The organisation’s executive director, Godfrey Mfiti, said they had been asking for an audience with all parties involved but were yet to get feedback.
Among other things, Mfiti said their preliminary investigations into the matter show that Blantyre DC’s office and other stakeholders in the matter did not conduct community sensitisation meetings to address the people on the matter.
“It is unfortunate that in such a project, where local leaders such as chiefs are supposed to be informed, chiefs in the area were not informed. They are all professing ignorance on the matter so we don’t expect them to communicate anything to their subjects. In such projects, community members have what we call ‘a right to free-prior-informed-consent’ as enshrined in the United Nations Charter on human rights. This was not done as well. There are a number of issues to look into in this case,” Mfiti said.
Mfiti said members of the community were, based on geo-physical mapping exercise which they witnessed, suspicious of the Chinese contractor, as they believe that the area has precious stones.
Mfiti faulted the authorities for being secretive. Mfiti, on the other hand, said there are questions to be answered as to whether there was a geophysical survey and the environmental and social impact assessment.
Mfiti said, if the mining were not about quarry as the concerned people suspect, there was also need for the people and the contractor to sign a production-sharing agreement so that they could benefit from the activity.
Food and Agriculture Organisation indicates on its website that “free, prior and informed consent is a specific right that pertains to indigenous peoples and is recognised in the United Nations Declaration on the Rights of Indigenous Peoples. It allows them to give or withhold consent to a project that may affect them or their territories. Once they have given their consent, they can withdraw it at any stage. Furthermore, FPIC enables them to negotiate the conditions under which the project will be designed, implemented, monitored and evaluated. This is also embedded within the universal right to self-determination”.
Village Head Wadi agreed that he was not aware of the quarry mining project that would also affect his village.
Transport and Public Works Minister, Ralph Jooma, Thursday said it was impossible for the government to arrive at a compensation package for the people affected by the project before sensitising them to issues such as relocation.
“I am aware that there would be compensation money which the government has given the contractor so that they can compensate the people,” Jooma said.
Despite that Blantyre DC is at the centre of the wrangle, Local Government Ministry officials refused to comment on the matter. They referred The Daily Times to Blantyre City Council.
The council’s public relations manager, Anthony Kasunda, said they were not aware of the tension in Manesi area, saying National Roads Authority was in charge of the bypass project.

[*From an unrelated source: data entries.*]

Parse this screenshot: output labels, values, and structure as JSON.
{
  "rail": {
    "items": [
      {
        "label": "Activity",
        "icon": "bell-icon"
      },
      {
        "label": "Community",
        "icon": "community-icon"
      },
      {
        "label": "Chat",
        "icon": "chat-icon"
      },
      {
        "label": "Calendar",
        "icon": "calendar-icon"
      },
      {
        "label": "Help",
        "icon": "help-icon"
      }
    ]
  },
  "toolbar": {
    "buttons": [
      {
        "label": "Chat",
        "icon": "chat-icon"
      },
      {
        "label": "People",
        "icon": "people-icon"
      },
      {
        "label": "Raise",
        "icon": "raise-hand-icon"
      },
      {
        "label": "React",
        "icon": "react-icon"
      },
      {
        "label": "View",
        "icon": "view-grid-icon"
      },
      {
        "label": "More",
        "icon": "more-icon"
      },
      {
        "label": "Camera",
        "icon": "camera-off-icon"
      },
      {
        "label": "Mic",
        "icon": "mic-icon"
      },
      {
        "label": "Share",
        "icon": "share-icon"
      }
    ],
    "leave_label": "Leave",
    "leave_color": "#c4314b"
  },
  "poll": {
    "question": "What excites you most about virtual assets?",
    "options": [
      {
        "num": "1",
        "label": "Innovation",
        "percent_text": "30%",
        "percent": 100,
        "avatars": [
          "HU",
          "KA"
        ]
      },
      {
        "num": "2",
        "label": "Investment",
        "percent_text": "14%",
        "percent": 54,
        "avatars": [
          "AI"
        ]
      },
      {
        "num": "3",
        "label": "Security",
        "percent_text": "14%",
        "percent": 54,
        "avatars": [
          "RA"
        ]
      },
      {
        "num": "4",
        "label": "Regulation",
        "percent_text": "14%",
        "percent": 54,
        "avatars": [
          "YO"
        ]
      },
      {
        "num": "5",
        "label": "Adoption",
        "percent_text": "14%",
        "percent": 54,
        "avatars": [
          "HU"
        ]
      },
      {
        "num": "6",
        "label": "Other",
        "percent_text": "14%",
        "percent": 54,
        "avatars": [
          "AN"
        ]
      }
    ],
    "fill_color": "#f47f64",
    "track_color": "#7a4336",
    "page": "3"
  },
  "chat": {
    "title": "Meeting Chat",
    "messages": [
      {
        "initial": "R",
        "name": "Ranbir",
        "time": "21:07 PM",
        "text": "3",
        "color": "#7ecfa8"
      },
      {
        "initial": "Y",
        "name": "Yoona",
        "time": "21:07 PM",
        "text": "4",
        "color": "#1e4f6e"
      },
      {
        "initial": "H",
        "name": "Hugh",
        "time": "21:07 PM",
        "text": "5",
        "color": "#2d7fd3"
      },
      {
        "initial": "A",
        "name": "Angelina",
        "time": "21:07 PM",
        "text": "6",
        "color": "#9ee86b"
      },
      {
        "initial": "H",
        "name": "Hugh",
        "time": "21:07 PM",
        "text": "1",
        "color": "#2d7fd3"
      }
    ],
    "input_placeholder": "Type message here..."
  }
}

On lack of flow of information in Kapeni area, Media Institute of Southern Africa-Malawi Chairperson, Tereza Ndanga, said the wrangle proves that it is important for public officers to be transparent to members of the communities.
“It is a clear example of why we advocate access to information.
“Public officials are encouraged to provide the public with information. If that did not happen in this project, it explains why there is suspicion even when the issue at hand might be straight-forward. ATI [Access to Information] is not only in ATI Act but also in the Local Government Act which encourages district and city council officials to develop a culture of providing information to the public,” Ndanga said.
Sadly, the government is yet to operationalise ATI despite that Parliament passed the ATI in December 2016 and President Peter Mutharika assented to the law in February last year.
And unless that happens, some development projects that concern sensitive industries such as that of mining might be affected.